#8 - stop compartmentalizing. find ways to be whole and express wholeness.

hello again,

i wanted to write again to let you know that i've come to understand a few more things.

it was hard to be you. i remember that. home was fine most of the time, but outside could be a nightmare.

you were teased and tormented.

sometimes you didn't like the right boy and wouldn't let him feel on you and he called you ugly.

you didn't always know how to protect yourself.

some of the boys you liked were into your cuter, smaller friends instead. and that hurt.

you had secrets.

you were often alone.

i'm sorry about that.

i'm also sorry about hiding you away because you remind me too much of my vulnerable, sensitive true self.
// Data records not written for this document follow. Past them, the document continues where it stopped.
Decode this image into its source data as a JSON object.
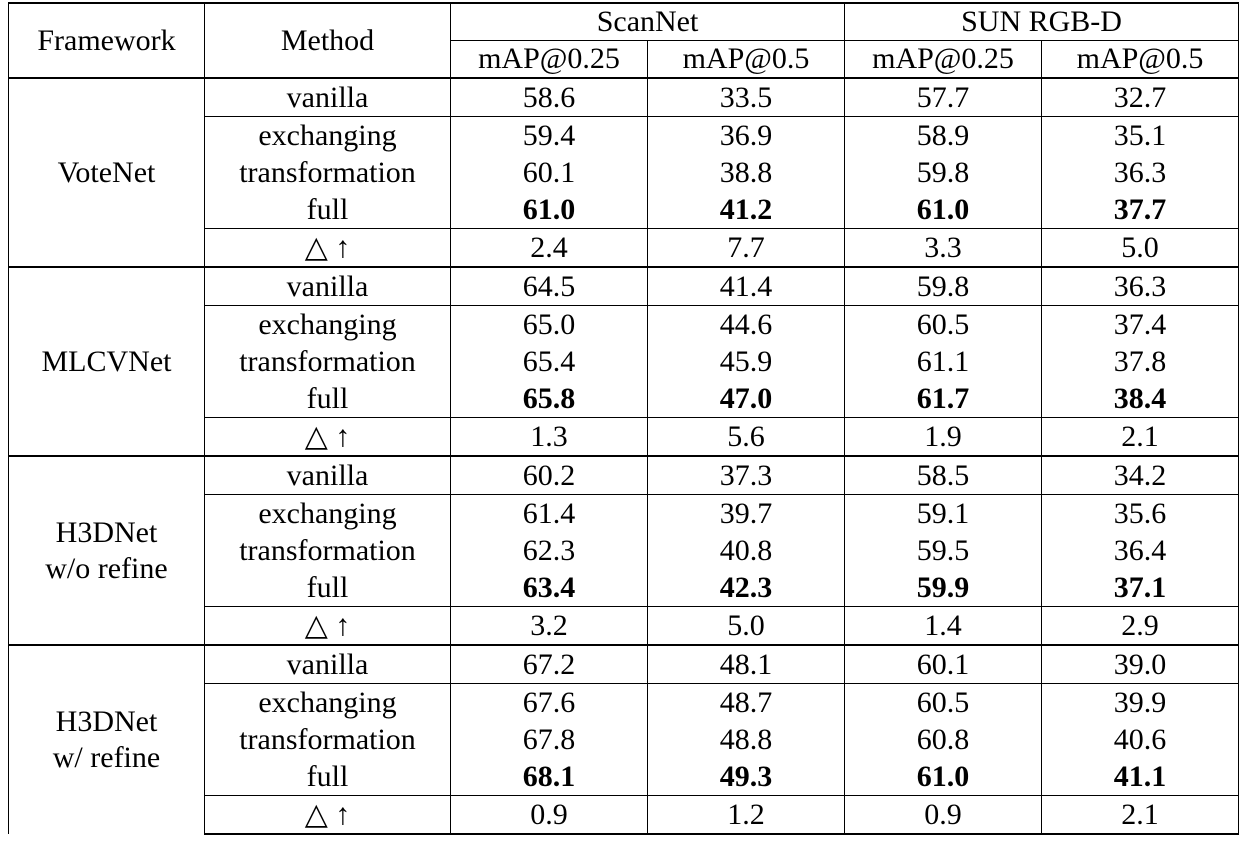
{
  "header": {
    "framework": "Framework",
    "method": "Method",
    "dataset1": "ScanNet",
    "dataset2": "SUN RGB-D",
    "metrics": [
      "mAP@0.25",
      "mAP@0.5",
      "mAP@0.25",
      "mAP@0.5"
    ]
  },
  "blocks": [
    {
      "framework_lines": [
        "VoteNet"
      ],
      "rows": [
        {
          "method": "vanilla",
          "values": [
            "58.6",
            "33.5",
            "57.7",
            "32.7"
          ]
        },
        {
          "method": "exchanging",
          "values": [
            "59.4",
            "36.9",
            "58.9",
            "35.1"
          ]
        },
        {
          "method": "transformation",
          "values": [
            "60.1",
            "38.8",
            "59.8",
            "36.3"
          ]
        },
        {
          "method": "full",
          "values": [
            "61.0",
            "41.2",
            "61.0",
            "37.7"
          ]
        },
        {
          "method": "△ ↑",
          "values": [
            "2.4",
            "7.7",
            "3.3",
            "5.0"
          ]
        }
      ]
    },
    {
      "framework_lines": [
        "MLCVNet"
      ],
      "rows": [
        {
          "method": "vanilla",
          "values": [
            "64.5",
            "41.4",
            "59.8",
            "36.3"
          ]
        },
        {
          "method": "exchanging",
          "values": [
            "65.0",
            "44.6",
            "60.5",
            "37.4"
          ]
        },
        {
          "method": "transformation",
          "values": [
            "65.4",
            "45.9",
            "61.1",
            "37.8"
          ]
        },
        {
          "method": "full",
          "values": [
            "65.8",
            "47.0",
            "61.7",
            "38.4"
          ]
        },
        {
          "method": "△ ↑",
          "values": [
            "1.3",
            "5.6",
            "1.9",
            "2.1"
          ]
        }
      ]
    },
    {
      "framework_lines": [
        "H3DNet",
        "w/o refine"
      ],
      "rows": [
        {
          "method": "vanilla",
          "values": [
            "60.2",
            "37.3",
            "58.5",
            "34.2"
          ]
        },
        {
          "method": "exchanging",
          "values": [
            "61.4",
            "39.7",
            "59.1",
            "35.6"
          ]
        },
        {
          "method": "transformation",
          "values": [
            "62.3",
            "40.8",
            "59.5",
            "36.4"
          ]
        },
        {
          "method": "full",
          "values": [
            "63.4",
            "42.3",
            "59.9",
            "37.1"
          ]
        },
        {
          "method": "△ ↑",
          "values": [
            "3.2",
            "5.0",
            "1.4",
            "2.9"
          ]
        }
      ]
    },
    {
      "framework_lines": [
        "H3DNet",
        "w/ refine"
      ],
      "rows": [
        {
          "method": "vanilla",
          "values": [
            "67.2",
            "48.1",
            "60.1",
            "39.0"
          ]
        },
        {
          "method": "exchanging",
          "values": [
            "67.6",
            "48.7",
            "60.5",
            "39.9"
          ]
        },
        {
          "method": "transformation",
          "values": [
            "67.8",
            "48.8",
            "60.8",
            "40.6"
          ]
        },
        {
          "method": "full",
          "values": [
            "68.1",
            "49.3",
            "61.0",
            "41.1"
          ]
        },
        {
          "method": "△ ↑",
          "values": [
            "0.9",
            "1.2",
            "0.9",
            "2.1"
          ]
        }
      ]
    }
  ]
}
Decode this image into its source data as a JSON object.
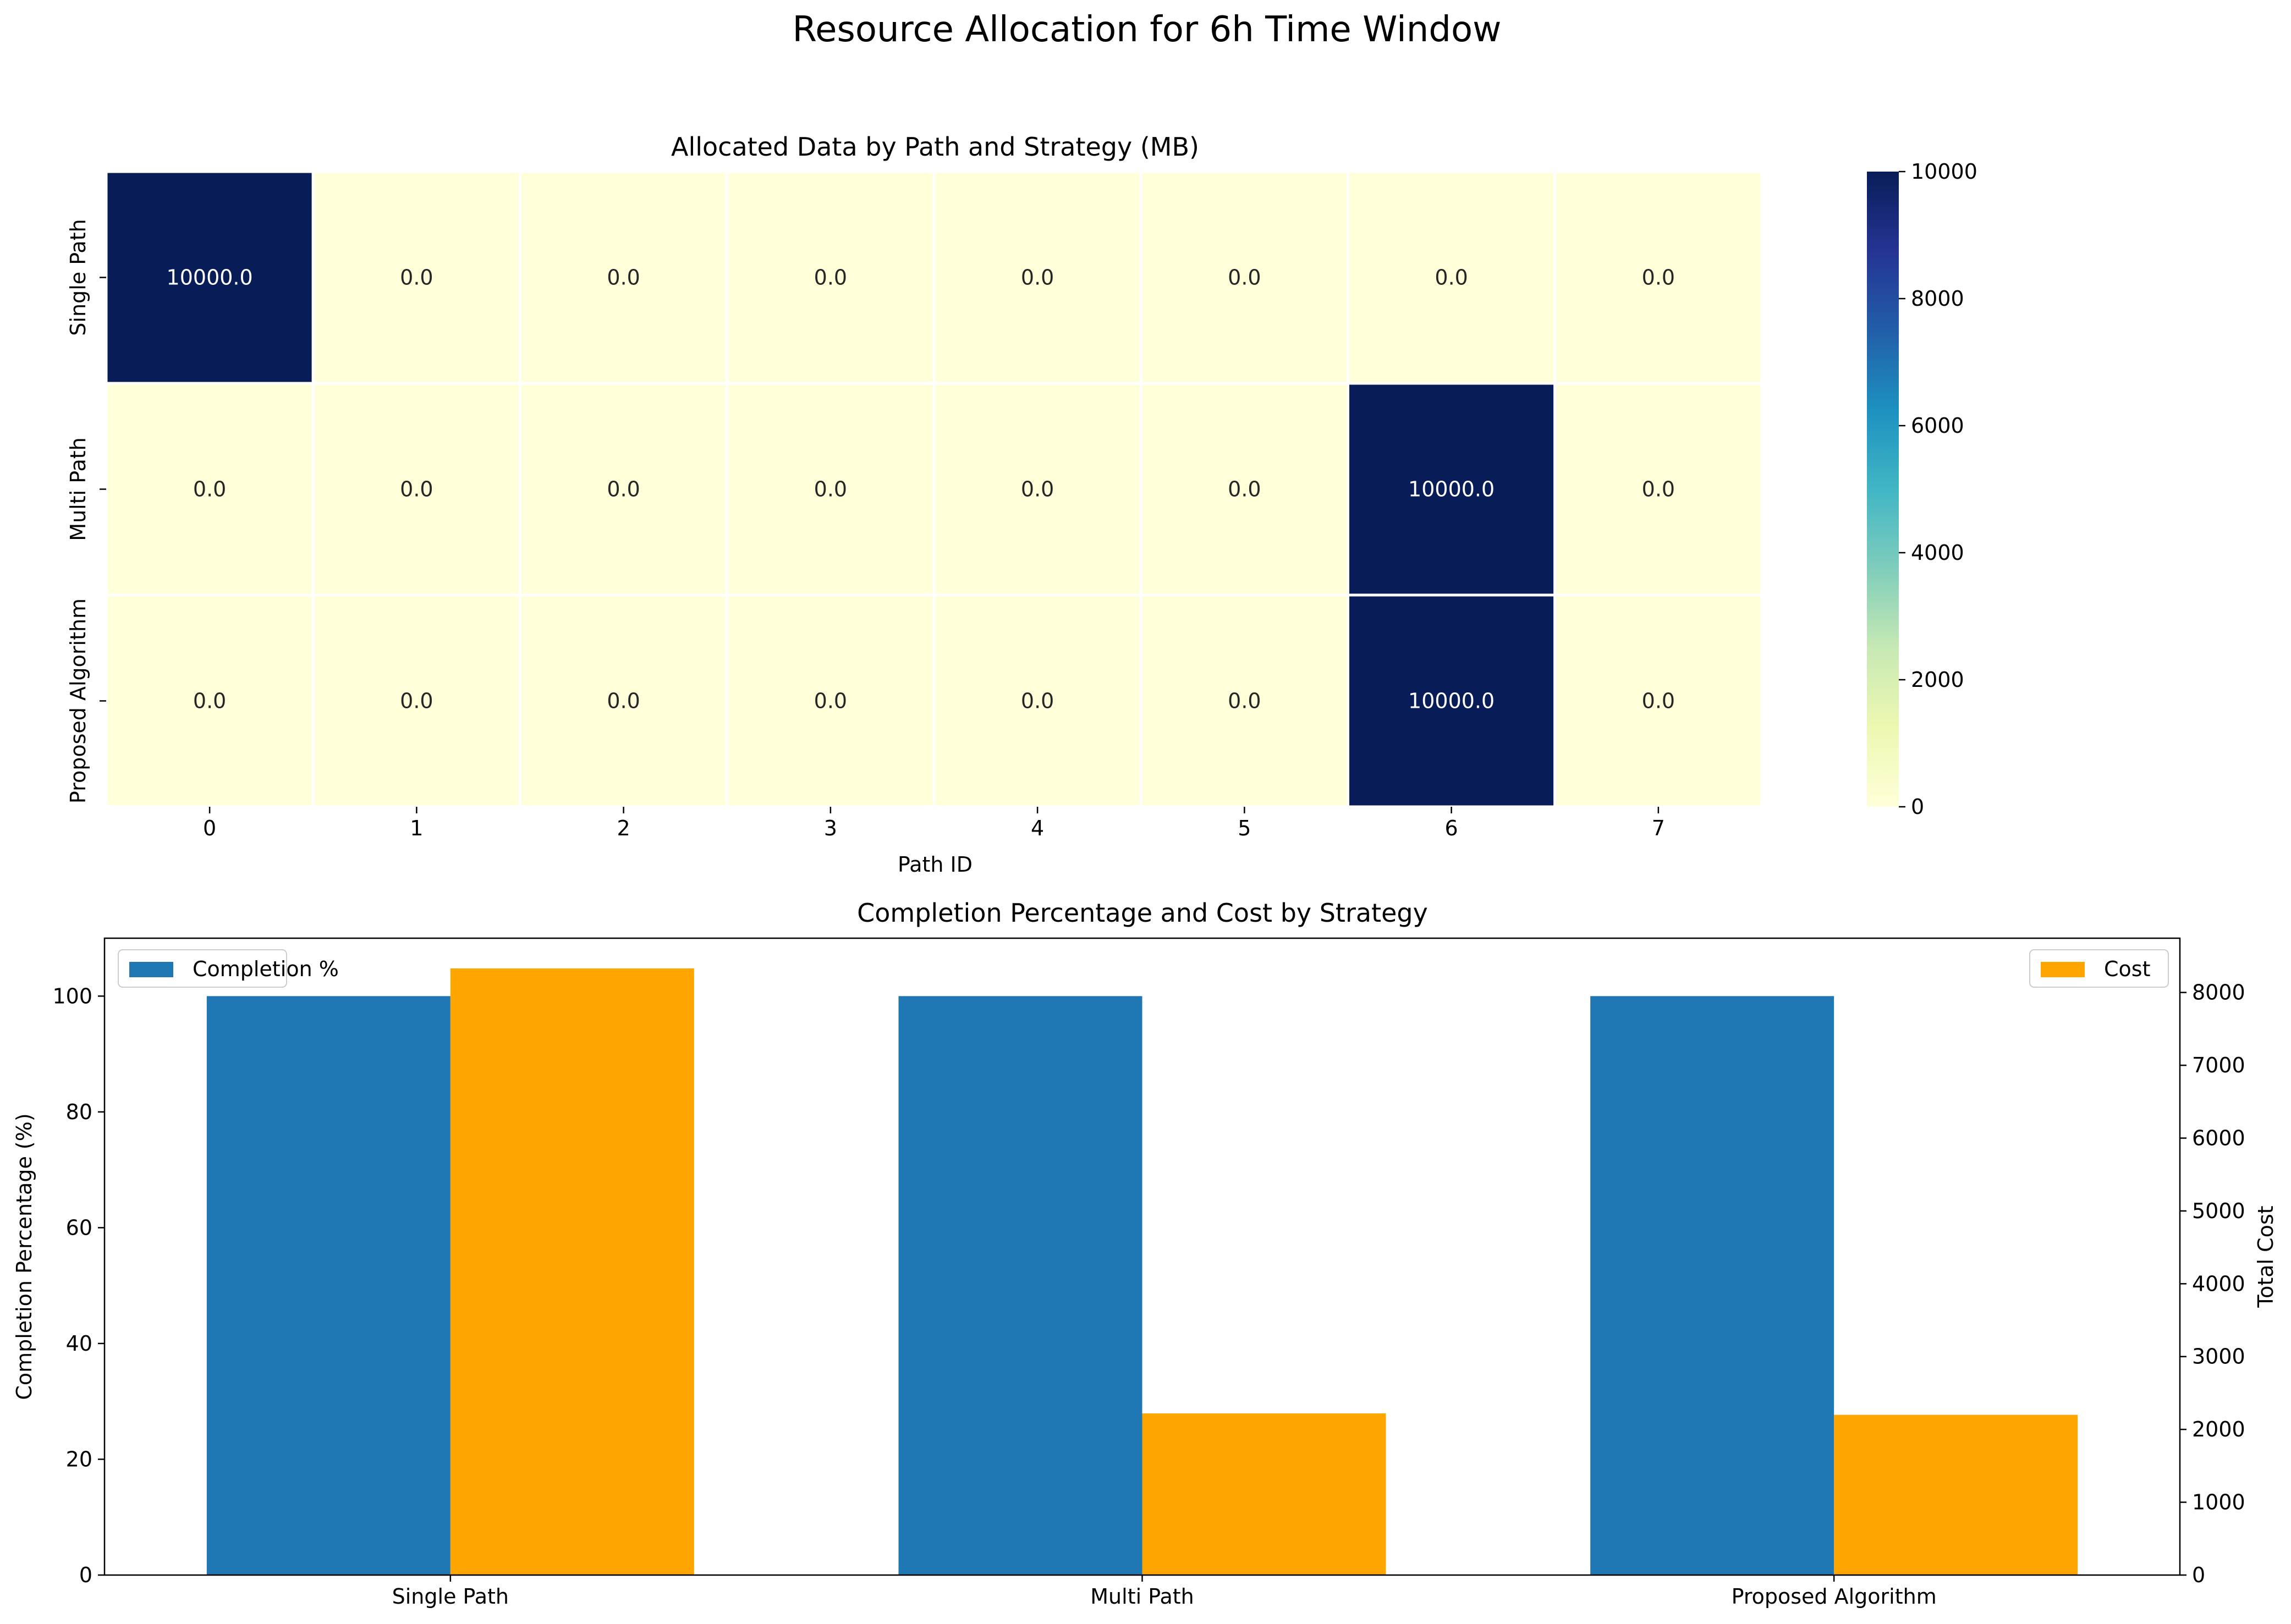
{
  "figure": {
    "title": "Resource Allocation for 6h Time Window"
  },
  "chart_data": [
    {
      "type": "heatmap",
      "title": "Allocated Data by Path and Strategy (MB)",
      "xlabel": "Path ID",
      "ylabel": "",
      "x_categories": [
        "0",
        "1",
        "2",
        "3",
        "4",
        "5",
        "6",
        "7"
      ],
      "y_categories": [
        "Single Path",
        "Multi Path",
        "Proposed Algorithm"
      ],
      "values": [
        [
          10000.0,
          0.0,
          0.0,
          0.0,
          0.0,
          0.0,
          0.0,
          0.0
        ],
        [
          0.0,
          0.0,
          0.0,
          0.0,
          0.0,
          0.0,
          10000.0,
          0.0
        ],
        [
          0.0,
          0.0,
          0.0,
          0.0,
          0.0,
          0.0,
          10000.0,
          0.0
        ]
      ],
      "annotations": [
        [
          "10000.0",
          "0.0",
          "0.0",
          "0.0",
          "0.0",
          "0.0",
          "0.0",
          "0.0"
        ],
        [
          "0.0",
          "0.0",
          "0.0",
          "0.0",
          "0.0",
          "0.0",
          "10000.0",
          "0.0"
        ],
        [
          "0.0",
          "0.0",
          "0.0",
          "0.0",
          "0.0",
          "0.0",
          "10000.0",
          "0.0"
        ]
      ],
      "colormap": "YlGnBu",
      "colorbar": {
        "range": [
          0,
          10000
        ],
        "ticks": [
          "0",
          "2000",
          "4000",
          "6000",
          "8000",
          "10000"
        ]
      }
    },
    {
      "type": "bar",
      "title": "Completion Percentage and Cost by Strategy",
      "categories": [
        "Single Path",
        "Multi Path",
        "Proposed Algorithm"
      ],
      "series": [
        {
          "name": "Completion %",
          "axis": "left",
          "color": "#1f77b4",
          "values": [
            100,
            100,
            100
          ]
        },
        {
          "name": "Cost",
          "axis": "right",
          "color": "#ffa500",
          "values": [
            8330,
            2220,
            2200
          ]
        }
      ],
      "ylabel": "Completion Percentage (%)",
      "ylim": [
        0,
        110
      ],
      "yticks": [
        "0",
        "20",
        "40",
        "60",
        "80",
        "100"
      ],
      "y2label": "Total Cost",
      "y2lim": [
        0,
        8745
      ],
      "y2ticks": [
        "0",
        "1000",
        "2000",
        "3000",
        "4000",
        "5000",
        "6000",
        "7000",
        "8000"
      ],
      "legend_left": "upper-left",
      "legend_right": "upper-right"
    }
  ]
}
i didn't realize i had so many fears. now that i do, i'm going to work on them, even though it frightens me, because i love you, and i want you to feel free enough to express yourself. i also need you to be strong enough to help me when i need you, because you have knowledge and wisdom, too.

being in a situation where you were constantly invoked had the power to silence me--even as a grownup. at first, i didn't know what was making me so uncomfortable, because the fears were buried way down deep. down there, you still needed to be accepted and loved, and you cowered in the face of anything you thought would deny you that acceptance.

but the world didn't see you. the grownup was powerful and undeniably beautiful. she could defend herself. she wasn't afraid to be smart and outspoken, but you were: raised to be a good girl whose precocious nature did not override her responsibility to be respectful and defer to her elders.

it was a good lesson because it brought me closer to you. but it also meant saying goodbye to some things, too.

so let's keep moving, ok? i'll hold your hand. i promise.




obviously, this was a lesson that i needed to experience/learn from in order to grow spiritually, and i would not change anything about the way i went about my 2+ years of formal practice.

however, after quite a bit of soul-searching, i've realized that this is what reverting back to a somewhat literal parent/child dynamic brought up for me.

my ideal relationship to my godparent would be that of a mother to a midwife or doula: the universe is doing the actual birthing, with my godparent as the integral, earthly representative/assistant of that process.

while accessing and overcoming the aforementioned fears is necessary, continuing in that dynamic would have been problematic. it also makes me wonder if others have experienced the same when entering the practice of the traditional african religions as new-world/diasporan adults.

here, many of us are being called to the orisa/lwa/abosom with 20, 30 and more years of knowledge, understanding, and life experience intact.

respect is paramount and most certainly due (when earned). i have much to learn, and i am humble, but i have already been raised--not only by my parents, but an involved extended family. i need the power inherent in that acknowledged, respected, and implicit.

conversely, i now realize that my inner child needs to be on stronger footing before i can choose another spiritual home. it is imperative to keep that kind of silence from descending upon me again.